Lecheor

'Lecheor' is a short, bawdy Breton lai that tells the story a group of noble women who decide to write a lai about female genitalia.

Composition and manuscripts

The actual date of composition is estimated between the end of the twelfth to the beginning of the thirteenth centuries; and linguistic elements in the text indicate that the author may have come from Northern France or perhaps England.[1] Since the text speaks of women poets, the poem could have been written by a woman.[2]

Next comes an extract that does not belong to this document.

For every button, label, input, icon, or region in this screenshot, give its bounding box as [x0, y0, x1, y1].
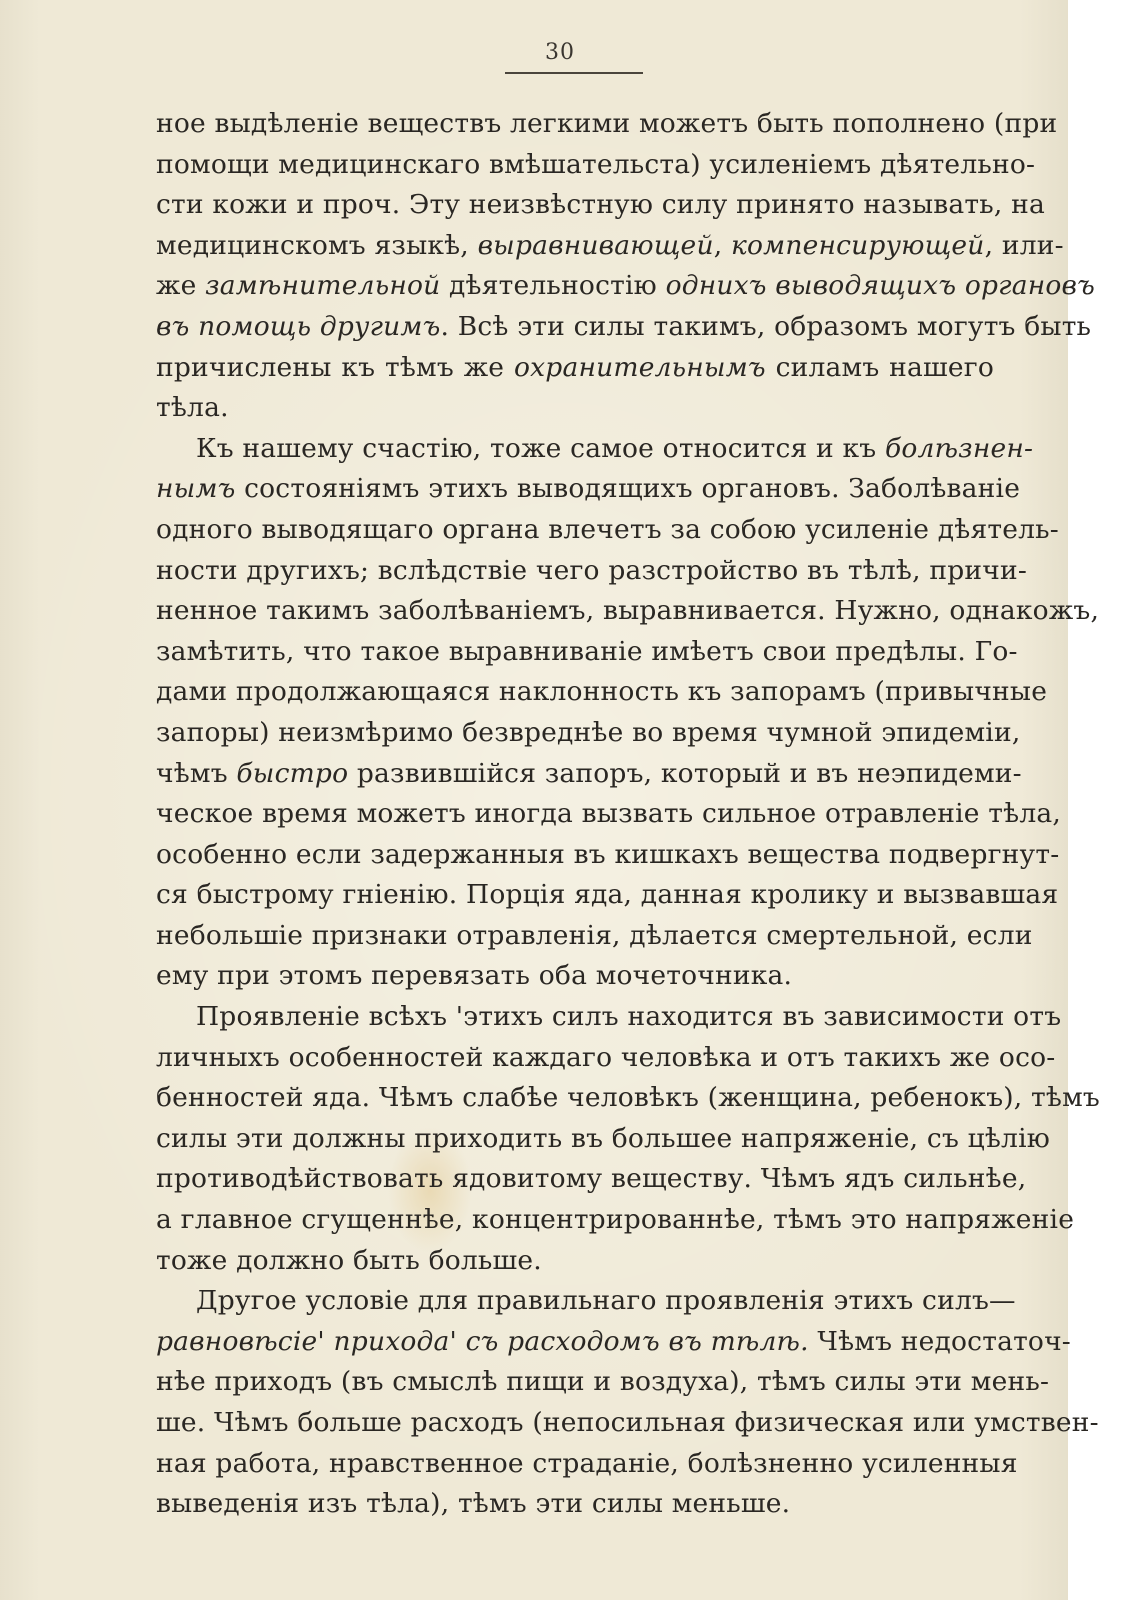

The lai of Lecheor is contained in two existing manuscripts:

The Old French manuscript dates from the end of the 13th or beginning of the 14th century.[4]

Plot summary

Lecheor tells the story of a group of women who are gathered together for the festival of Saint Pantaleon. It is at this festival that the men and women talk about all the courtly adventures from the past year and compose lais in remembrance of them. At this particular gathering, a group of women begin to discuss the reasons why the knights go off in search of adventure, and one woman offers a simple solution: the knight is interested in the woman's vagina (Old French: con). The other ladies agree, and they compose a lai, which is well received in the land.

Analysis and Significance

Title

The Old French word "lecheor" survives in the modern English "lecher," though its original meaning encompassed "glutton," "debauched person," "the lover of a married woman," "trickster," and perhaps "minstrel."[5]

Like Marie de France's Chaitivel or Eliduc, the Lai of Lecheor has a primary title given by the author and a secondary title that appears in the text. While we would expect the title of the lai to be the "lai of the cunt," the author states that "this is the lay of the Lecher. I do not wish to utter the true name in case I am reproached for it" ("c'est le lai du Lecheor; Ne voil pas dire le droit non, C'on nu me tor a mesprison"). In Old French, however, the author hides the true name of the lai with a play on words between on "con" and C'on.

The text suggests another play on words between "con" ("cunt") and "conte" ("story" or "tale"), a pun commonly used in medieval fabliaux.[6][7]

Structure

The poem can be broken down into the following sections:

  1. Description of the festival and lai-writing in general (vv. 1-36)
  2. Description of this year's festival (vv. 37-52)
  3. Proposal of the new lai (vv. 53-100)
  4. Reaction to the lai (vv. 101-120)
  5. Epilogue (vv. 121-122)

Allusions

The festival of Saint Pantelion was held on July 27. The fact that this bawdy lai is written on a Holy day can be considered irony.[8] Some scholars consider "Pantelion" as a corruption of "Pol-de-Léon," saint from Brittany, which is the setting for this lay.[9]

The Lai of Lecheor is not the only lai to feature women writing. Chaitivel and Chevrefoil by Marie de France also include instances of women composing lais.

Mise-en-abime

The fact that the lai of Lecheor is about the composition of the lai of Lecheor creates a mise-en-abime. The reader can assume that the original lai of lecheor, if it even existed, would have explained more about the woman's reasoning than about the writing of the lai itself and its placement within a historical and social context.

Editions and translations

Old French text

Old Norse text

Notes and references

  1. Tobin, Prudence O'Hara (1976). Les lais anonymes des XIIe et XIIIe siècles. Geneva: Librarie Droz.
  2. Burgess, Glyn S.; Leslie C. Brook (1999). Three Old French Narrative Lays. Liverpool: Liverpool Online Series. p. 98. ISBN 0-9533816-0-9.
  3. Skårup, Povl. "Notes sur le texte du Lai du Lecheor." Revue Romane, 6 (1971), 52-62.
  4. Burgess 48
  5. Burgess 59.
  6. Bloch, R. Howard (1986). The Scandal of the Fabliaux. Chicago: University of Chicago Press.
  7. Burgess 57.
  8. Donovan, Mortimer (1952). "Lai du Lecheor: A Reinterpretation". Romantic Review 43: 81–86.
  9. Brusegan, Rosanna. "Le Lai du Lecheor et la tradition du lai plaisant." Miscellanea Medievalia Tome I. Ed. J. Claude Faucon, Alain Labbé, and Danielle Quéruel. Paris: Honoré Champion, 1998.